Family Christmas traditions are to be created, continued, and treasured. Here are some ideas of what works and what doesn’t in our family:
After the last day of school before Christmas vacation, let the kids stay up as long as they want. (Very exciting for grade school kids, but high schoolers will likely do this anyway.)
As a family, spend the night camped out in sleeping bags in front of the lighted Christmas tree. Once the little ones fall asleep, parents can sneak off to a real bed.
Take candid photos
“Kodak moments,” a phrase named after the camera company, refers to ideal moments captured in a photo. You anticipate, strategize, raise your expectations, and spend far too much time maneuvering and attempting to get that perfect picture. In our family, that rarely works. Instead, take lots of candid photos and you may be surprised with the precious moments you capture.
Start a new tradition
Make a tradition out of something your family does, no matter how seemingly insignificant. When our kids were little, we took pictures as they sat on the couch and opened their stockings on Christmas morning. Our stockings have silly little practical gifts and chocolate, but the photo became a cherished tradition.
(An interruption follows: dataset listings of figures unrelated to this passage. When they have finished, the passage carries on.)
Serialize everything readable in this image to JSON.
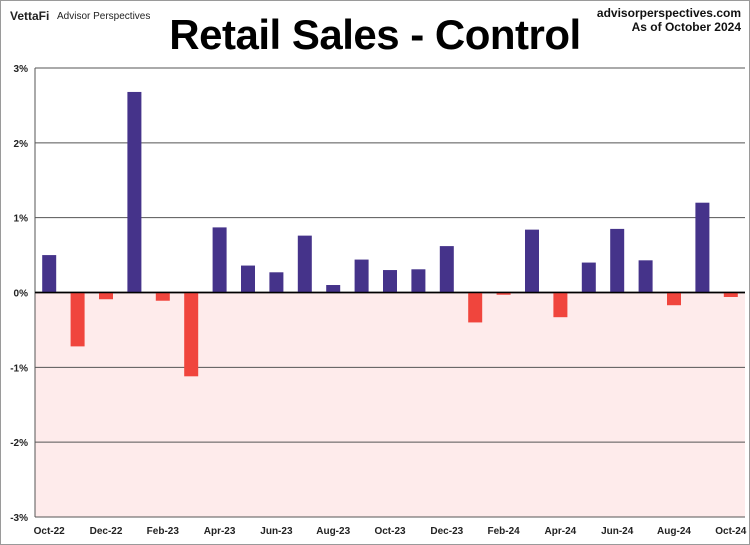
{
  "header": {
    "logo": "VettaFi",
    "brand": "Advisor Perspectives",
    "site": "advisorperspectives.com",
    "as_of": "As of October 2024"
  },
  "colors": {
    "positive": "#45338a",
    "negative": "#f0453d",
    "negative_area": "#feebeb",
    "grid": "#555555"
  },
  "chart_data": {
    "type": "bar",
    "title": "Retail Sales - Control",
    "xlabel": "",
    "ylabel": "",
    "ylim": [
      -3,
      3
    ],
    "yticks": [
      3,
      2,
      1,
      0,
      -1,
      -2,
      -3
    ],
    "ytick_labels": [
      "3%",
      "2%",
      "1%",
      "0%",
      "-1%",
      "-2%",
      "-3%"
    ],
    "categories": [
      "Oct-22",
      "Nov-22",
      "Dec-22",
      "Jan-23",
      "Feb-23",
      "Mar-23",
      "Apr-23",
      "May-23",
      "Jun-23",
      "Jul-23",
      "Aug-23",
      "Sep-23",
      "Oct-23",
      "Nov-23",
      "Dec-23",
      "Jan-24",
      "Feb-24",
      "Mar-24",
      "Apr-24",
      "May-24",
      "Jun-24",
      "Jul-24",
      "Aug-24",
      "Sep-24",
      "Oct-24"
    ],
    "xtick_labels": [
      "Oct-22",
      "Dec-22",
      "Feb-23",
      "Apr-23",
      "Jun-23",
      "Aug-23",
      "Oct-23",
      "Dec-23",
      "Feb-24",
      "Apr-24",
      "Jun-24",
      "Aug-24",
      "Oct-24"
    ],
    "values": [
      0.5,
      -0.72,
      -0.09,
      2.68,
      -0.11,
      -1.12,
      0.87,
      0.36,
      0.27,
      0.76,
      0.1,
      0.44,
      0.3,
      0.31,
      0.62,
      -0.4,
      -0.03,
      0.84,
      -0.33,
      0.4,
      0.85,
      0.43,
      -0.17,
      1.2,
      -0.06
    ],
    "grid": true,
    "legend": "none"
  }
}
If I ever get organized, I would make a time lapse of all those photos—growing kids and the same couch over two decades.
Pray for others
Pray through the Christmas cards you receive. After we eat dinner, we each take several cards and pray for those families. This is a great way to ask God’s blessing on our friends and family, especially those who live far away. I enjoy introducing my kids to people they do not remember or have never met. Every year, I try to do this and am always met by resistance—from everyone in my family. Sometimes this takes me until February and I end up praying alone, but I think this is an important tradition.
May God bless you as you create, keep, and treasure your Christmas traditions!